Before some of my readers get either agitated or excited (depending on your point of view), I have NOT been invited to dine with President Obama. Nor, do I anticipate receiving an invitation anytime soon. However, should lightning strike and someone in the White House read this blog post and feel so inclined to ask me to dinner, guess who would come? That’s right! I would not hesitate to accept an invitation to eat with the President. Here’s why.
First, it would be a great honor to break bread with the President of the United States of America, regardless of his political party. Second, it would afford me an opportunity to share the love of Christ with President Obama. I think Jesus told us that we were to love our neighbor as ourselves. In fact, it was the second greatest commandment, following right behind loving God with all that we have. Although the President might be the most powerful neighbor in America, he is a neighbor nonetheless. Third, an invitation to dine at the White House would have to be a sovereign act of God.
There is absolutely no way that someone with no significant political connections could score such an awesome invite. For most Americans, both Christian and non-Christian, the probability of eating with President Obama or Vice President Biden is slim to none. So, why ask the question? Because we have the opportunity every day to fellowship and interact with folks who are, in many profound ways, much different from us. They are our ordinary neighbors with whom we live, work, and rub shoulders everyday. And, regardless of our religious, political, social, or philosophical differences, we can choose to either build bridges to our neighbors or we can continue to live in our bubbles, shielded (or so we think) from the contamination that we are liable to be exposed to whenever we venture outside of our comfort zones. Building bubbles, where we can hang out with other like-minded “true believers” is safe. But, it is also sterile. In such an environment, we stagnate. And, when we stagnate, we become embittered to the world that is outside the bubble.
Building bridges is much more difficult and much more messy. It is dirty. It is anything but safe. But, it is what we must do. For Christians, we are called to be “in the world, but not of the world.” What does that mean? It means that we, like Jesus and the Apostles, and the early church, are given the commission to go out into the culture to build bridges. The primary bridge-building materials should be love, grace, and truth. All three are equally necessary. Unfortunately, many Christians today want to hammer out a bridge with materials long on truth and very short (if they exist at all) on love and grace. It should not be surprising that bridges will never be built to unbelievers when our attitudes, actions, and words scream truth, but fail to proclaim love and grace.
This principle was brought home to me after listening to a story from Christian Comedian Chonda Pierce at a recent Baptist Convention of New Mexico Evangelism Conference earlier this week. Chonda shared that she had been invited to be a guest on The Wanda Sykes Show. Following her appearance, Chonda shared that she had received the most hateful, vile letters and emails ever — from CHRISTIANS! Why? Because Chonda actually deigned to sit down and talk with a black lesbian. To top it off, Wanda told Chonda at the conclusion of their time together that she (Chonda) was the first Christian who had ever been nice to her. Wow! What a sad commentary on those Christians who had previously interacted with Wanda.

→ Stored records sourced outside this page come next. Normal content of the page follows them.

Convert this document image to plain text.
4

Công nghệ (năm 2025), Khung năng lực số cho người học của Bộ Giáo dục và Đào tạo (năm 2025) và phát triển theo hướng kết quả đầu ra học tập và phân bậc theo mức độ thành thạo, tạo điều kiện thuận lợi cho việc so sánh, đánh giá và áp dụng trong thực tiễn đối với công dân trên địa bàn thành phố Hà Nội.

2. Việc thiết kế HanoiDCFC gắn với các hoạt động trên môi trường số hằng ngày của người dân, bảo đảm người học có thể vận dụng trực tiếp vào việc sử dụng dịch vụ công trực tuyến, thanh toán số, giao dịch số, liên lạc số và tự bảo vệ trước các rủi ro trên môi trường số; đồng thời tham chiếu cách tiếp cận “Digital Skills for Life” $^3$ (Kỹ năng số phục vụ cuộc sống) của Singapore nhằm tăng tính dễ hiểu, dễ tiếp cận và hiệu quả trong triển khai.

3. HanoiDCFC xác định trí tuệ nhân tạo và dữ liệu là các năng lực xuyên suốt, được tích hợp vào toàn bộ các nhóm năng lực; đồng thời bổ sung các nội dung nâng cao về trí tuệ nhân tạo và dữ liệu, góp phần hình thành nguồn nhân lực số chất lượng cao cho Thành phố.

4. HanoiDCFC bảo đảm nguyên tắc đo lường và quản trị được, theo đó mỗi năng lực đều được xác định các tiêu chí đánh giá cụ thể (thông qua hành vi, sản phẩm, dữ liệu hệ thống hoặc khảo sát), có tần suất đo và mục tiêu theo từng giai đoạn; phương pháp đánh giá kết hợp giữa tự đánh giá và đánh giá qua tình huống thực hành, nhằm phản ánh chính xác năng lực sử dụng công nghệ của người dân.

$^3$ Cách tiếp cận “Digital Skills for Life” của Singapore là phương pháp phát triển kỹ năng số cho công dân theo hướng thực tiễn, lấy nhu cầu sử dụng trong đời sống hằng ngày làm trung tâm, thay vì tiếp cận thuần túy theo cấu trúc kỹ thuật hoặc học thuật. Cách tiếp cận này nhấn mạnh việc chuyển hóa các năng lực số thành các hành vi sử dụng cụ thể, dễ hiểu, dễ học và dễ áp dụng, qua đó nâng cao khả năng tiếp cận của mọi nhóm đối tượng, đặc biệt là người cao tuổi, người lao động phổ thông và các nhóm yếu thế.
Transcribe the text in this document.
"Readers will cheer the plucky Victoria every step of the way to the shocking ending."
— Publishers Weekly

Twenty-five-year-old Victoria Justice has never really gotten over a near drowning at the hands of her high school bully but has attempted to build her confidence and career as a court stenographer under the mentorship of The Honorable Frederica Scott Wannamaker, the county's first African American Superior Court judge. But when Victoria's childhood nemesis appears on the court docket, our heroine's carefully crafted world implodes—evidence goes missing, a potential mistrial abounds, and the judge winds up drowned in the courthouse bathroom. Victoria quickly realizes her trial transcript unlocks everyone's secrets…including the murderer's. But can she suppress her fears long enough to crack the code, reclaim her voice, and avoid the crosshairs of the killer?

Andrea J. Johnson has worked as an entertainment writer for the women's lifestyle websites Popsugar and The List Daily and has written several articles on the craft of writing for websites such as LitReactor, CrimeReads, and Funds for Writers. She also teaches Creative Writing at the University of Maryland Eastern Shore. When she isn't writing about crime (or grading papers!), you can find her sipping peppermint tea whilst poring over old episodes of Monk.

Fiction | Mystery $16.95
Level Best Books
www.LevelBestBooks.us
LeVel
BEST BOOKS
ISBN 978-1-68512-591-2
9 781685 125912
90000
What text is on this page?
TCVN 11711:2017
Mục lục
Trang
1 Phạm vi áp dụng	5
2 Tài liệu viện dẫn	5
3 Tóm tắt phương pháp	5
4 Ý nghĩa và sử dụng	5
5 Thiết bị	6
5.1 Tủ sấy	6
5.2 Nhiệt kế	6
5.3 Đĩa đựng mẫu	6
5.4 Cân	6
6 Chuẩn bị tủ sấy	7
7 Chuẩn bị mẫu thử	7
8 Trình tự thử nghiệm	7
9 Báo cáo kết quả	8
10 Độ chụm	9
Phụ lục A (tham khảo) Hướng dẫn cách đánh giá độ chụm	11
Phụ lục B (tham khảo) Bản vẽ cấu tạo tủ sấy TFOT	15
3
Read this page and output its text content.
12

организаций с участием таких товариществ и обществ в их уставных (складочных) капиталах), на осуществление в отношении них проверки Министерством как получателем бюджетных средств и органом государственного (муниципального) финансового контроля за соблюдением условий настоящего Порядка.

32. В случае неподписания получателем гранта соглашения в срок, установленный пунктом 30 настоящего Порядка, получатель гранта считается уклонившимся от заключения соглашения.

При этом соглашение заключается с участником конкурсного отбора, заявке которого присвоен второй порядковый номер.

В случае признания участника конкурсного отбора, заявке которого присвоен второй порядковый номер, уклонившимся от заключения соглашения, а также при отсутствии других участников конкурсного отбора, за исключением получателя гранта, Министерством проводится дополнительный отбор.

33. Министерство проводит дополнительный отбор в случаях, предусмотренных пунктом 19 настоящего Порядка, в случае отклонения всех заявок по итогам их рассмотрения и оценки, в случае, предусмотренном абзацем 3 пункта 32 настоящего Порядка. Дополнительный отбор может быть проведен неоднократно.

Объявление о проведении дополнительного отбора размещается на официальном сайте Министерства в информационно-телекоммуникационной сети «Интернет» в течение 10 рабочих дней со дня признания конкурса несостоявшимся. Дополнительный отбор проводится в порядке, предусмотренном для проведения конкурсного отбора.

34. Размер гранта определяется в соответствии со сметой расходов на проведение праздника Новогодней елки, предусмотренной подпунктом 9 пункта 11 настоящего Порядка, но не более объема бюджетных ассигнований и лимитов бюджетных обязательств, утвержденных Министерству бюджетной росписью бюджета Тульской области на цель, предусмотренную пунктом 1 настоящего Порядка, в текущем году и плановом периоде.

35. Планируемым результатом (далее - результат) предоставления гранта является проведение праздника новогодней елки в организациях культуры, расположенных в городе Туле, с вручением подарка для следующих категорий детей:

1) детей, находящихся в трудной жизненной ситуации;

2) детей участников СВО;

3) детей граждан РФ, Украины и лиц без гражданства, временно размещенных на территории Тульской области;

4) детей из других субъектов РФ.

I wish I could say that I am surprised, but I am not. It seems that far too many Christians do not exhibit a Christ-like love toward their neighbors. We must think that Jesus included an “opt-out” provision in that whole “love your neighbor” bit, but the parable of the Good Samaritan (Luke 10:25-37) does not allow for that kind of unloving attitude. Just like the lawyer (why is it always a lawyer?), we try to justify ourselves in avoiding loving our neighbor. We will love our neighbor if he or she looks, believes, and acts just like us. But, we would rather ignore — or even hate — those neighbors who are the least bit different from us. Jesus called the lawyer to task at the end of the parable when He said:
Which of these three, do you think, proved to be a neighbor to the man who fell among the robbers?” He said, “The one who showed him mercy.” And Jesus said to him, “You go, and do likewise.”
In 2014, what does it mean to “go, and do likewise with that undaunting purpose so well-befitting manhood?” It may not mean accepting an invitation to attend a same-sex wedding, although it could entail eating with your openly gay neighbor. It might mean sitting down and talking with a lesbian talk show host or being open to eat with President Obama were the invitations ever to come. Of course, that will mean that we embark on a bridge-building mission, not content to stay in our bubble. Who is your neighbor? Or, rather, who isn’t your neighbor? How you answer those two questions will determine whether you will build bridges or expand bubbles.